COW BAY, N.S. -- The first day of summer delivered full-fledged heat on Saturday. With heat warnings in effect for most of the Maritimes, Halifax Regional Municipality was one of many regions experiencing temperatures that surpassed 30 degrees. While all Haligonians experienced the heat – their levels of enjoyment varied.

Beaches, such as Rainbow Haven in Cow Bay, N.S., were busy spots for those seeking a way to cool off on the unusually hot day.

"We came early to the beach today to get away from the really hot afternoon sun," said beachgoer, Ghislain Saulnier, who visited in the morning before temperatures became too hot.

Meanwhile, others were thankful to catch some sunny rays.

"In the middle of the winter, when everything was going on, I thought 'will I ever get to the beach this summer?'" said beachgoer, Andrea Osmond. "I'm super excited to be here."

Despite large crowds at the beach, most visitors were practicing physical distancing – respecting Nova Scotia's COVID-19 protocol.

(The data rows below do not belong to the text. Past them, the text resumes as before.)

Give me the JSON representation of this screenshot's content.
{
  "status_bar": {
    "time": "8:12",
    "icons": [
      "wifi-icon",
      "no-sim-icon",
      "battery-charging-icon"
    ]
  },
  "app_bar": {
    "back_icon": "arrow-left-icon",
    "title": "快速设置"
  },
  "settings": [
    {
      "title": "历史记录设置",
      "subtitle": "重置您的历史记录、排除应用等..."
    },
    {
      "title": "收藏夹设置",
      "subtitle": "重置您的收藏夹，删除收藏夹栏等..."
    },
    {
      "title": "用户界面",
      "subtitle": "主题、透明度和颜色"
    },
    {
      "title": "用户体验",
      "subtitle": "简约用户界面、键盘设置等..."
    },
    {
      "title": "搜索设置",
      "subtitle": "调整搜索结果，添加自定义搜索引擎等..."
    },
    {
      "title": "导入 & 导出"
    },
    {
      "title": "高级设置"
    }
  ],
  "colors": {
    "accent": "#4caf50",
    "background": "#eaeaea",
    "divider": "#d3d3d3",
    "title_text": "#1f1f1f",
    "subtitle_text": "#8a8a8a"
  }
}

However, the sun-drenched Saturday wasn't a day at the beach for everyone.

For employees at a warehouse in Halifax, it was business as usual – despite the oppressive heat.

"Hard labour – we're at that warehouse, loading customers up, loading wood, driving forklifts in the heat," said one employee. "It's hot man – it can be brutal."

In an attempt to beat the heat, the employees took a break to visit a local ice cream businesses; however, even the ice cream business was having trouble staying cool.

"We installed A.C. yesterday because we couldn't be there inside. It was so hot – 42 degrees inside," said Sweet Ideas owner, Irina Gaevsky, whose food truck has been unbearably hot. "So, we hope it will bring the people to us today to try our cool treats."

Not surprisingly, air conditioners were a hot commodity at hardware stores.

"Fans and air conditioners are the number one thing," says Home Hardware manager, Tina Chiasson of recent best-sellers. "Garden hoses, lawn sprinklers – anything to make things wet or cool down."

With the hot temperatures coinciding with an international health pandemic, Chiasson says those stuck at home are looking for products to keep them cool and busy.

"Between the beach and park, and being at home, they've made their gardens their havens," says Chiasson. "Now, they want air conditioners to stay cool inside."

Unfortunately, for those without a place to call home, enduring hot summer months can be just as tough as living through frigid winters – making services offered by local shelters especially important.

"In the winter, those who are homeless find it hard to get out; but in the summer, it's easier to get around, so our numbers tend to get much higher," says Souls Harbour Rescue Mission chief thankfulness officer, Gregory Martell. "We are serving, right now, an average of 150-200 people daily."

While the dining room and shelter is closed due to COVID-19 regulations, Souls Harbour Rescue Mission continues to hand out meals – with an emphasis on keeping guests hydrated.

"We provide them with extra water and juice," says Martell. "We like to make sure our guests are well hydrated."

Meanwhile, heat warnings are expected to remain in effect across the Maritimes for Sunday as well, as high temperatures continue. Despite a slight evening breeze on Saturday, it seems Maritimers have another hot day to anticipate.